Reflection for Saturday, December 3, 2016

First Saturday of Advent (Memorial of Saint Francis Xavier, Priest)
IS 30:19-21, 23-26
PS 147:1-2, 3-4, 5-6
MT 9:35B-10:1, 5A, 6-8

The readings today implicitly and explicitly name the absence of the experience of God, or better yet, the experience of the absence of God. Imagining God as absent is somewhat out of the norm for most Christians, I think; despite a veritable plethora of Biblical images lamenting God's silence and absence (see, as one example that Jesus himself adopted, Psalm 22:1), our standard religious language imagines God as always good, always loving, and always present. But because of that attribution of omnipresence to God, we can have a hard time when violence and and injustice and destructiveness run unchecked - why is this happening? Why does God not intervene? Where is God?

For some people, this sounds like a dangerous lack of trust in God: God is perfect, we are not, so shut up and remember your place. I disagree; the sense of God's absence is precisely, and only, when the desire for God can emerge. The person who desires God is the person who is haunted by the sense of the lack of God, since desire is predicated on lack. That is, we only desire what we do not already have, like the rumbling of an empty stomach. The person whose guts churn with the feeling of God's absence is the one who has enough desire to call God to act again for our wellbeing, in a sense, to be God again. That desire opens up in the readings into hope - the training of the imagination to see a future that is different from the present, above and beyond the "facts on the ground" in front of us. The first reading, for example, offers an imaginative rendering of a future of abundance: clean water, fertile harvests, well-fed livestock, and an intimate and life-giving relationship with God. But to feel the need to craft such an image of the future, life for Isaiah and his community must have been very different: scarcity, fear, the silence of the absent God.

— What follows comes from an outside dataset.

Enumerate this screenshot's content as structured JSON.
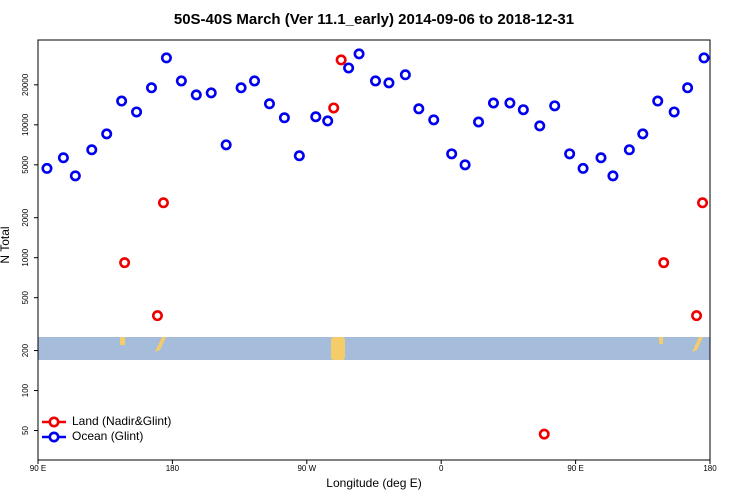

The Church frames Advent as a season of waiting, of anticipation and preparation for the coming of the reign of God in the person of Jesus of Nazareth. But if God is here all the time, always obviously available and in reach, what are we waiting for? If we feel God's presence all the time, what are we anticipating? What do we desire? Nothing - because again, desire is only desire for what is absent. Perhaps Advent gives us permission or even demands that we pay more attention to where God, or at least God's dream for human wellbeing, certainly seems to be absent from the world: systematic racial injustice, religious bigotry, homophobia and transphobia, misogyny, untrammeled ecological devastation, and more. Jesus' desire for the presence of God to be made clear is on full display in the Gospel today; he sees people who are lacking the fullness of life that the reign of God entails - "sheep without a shepherd" is precisely a metaphor of the absence of God - and his response is the churning of his guts (the literal translation of "his heart was moved with pity") -- as in the Beatitudes, Jesus' stomach rumbled with hunger and thirst for justice!

We can imagine God as always at hand but still be hungry with desire for the coming of a better future - the presence and absence of God, the "already but not yet" of the reign of God. The future (in French, avenir) is that which is yet to come (a venir) but which we pray for and work for and hope for in a particular way during this season. Come Lord Jesus, viens, oui.

Patrick Cousins works in the Department of Campus Ministry.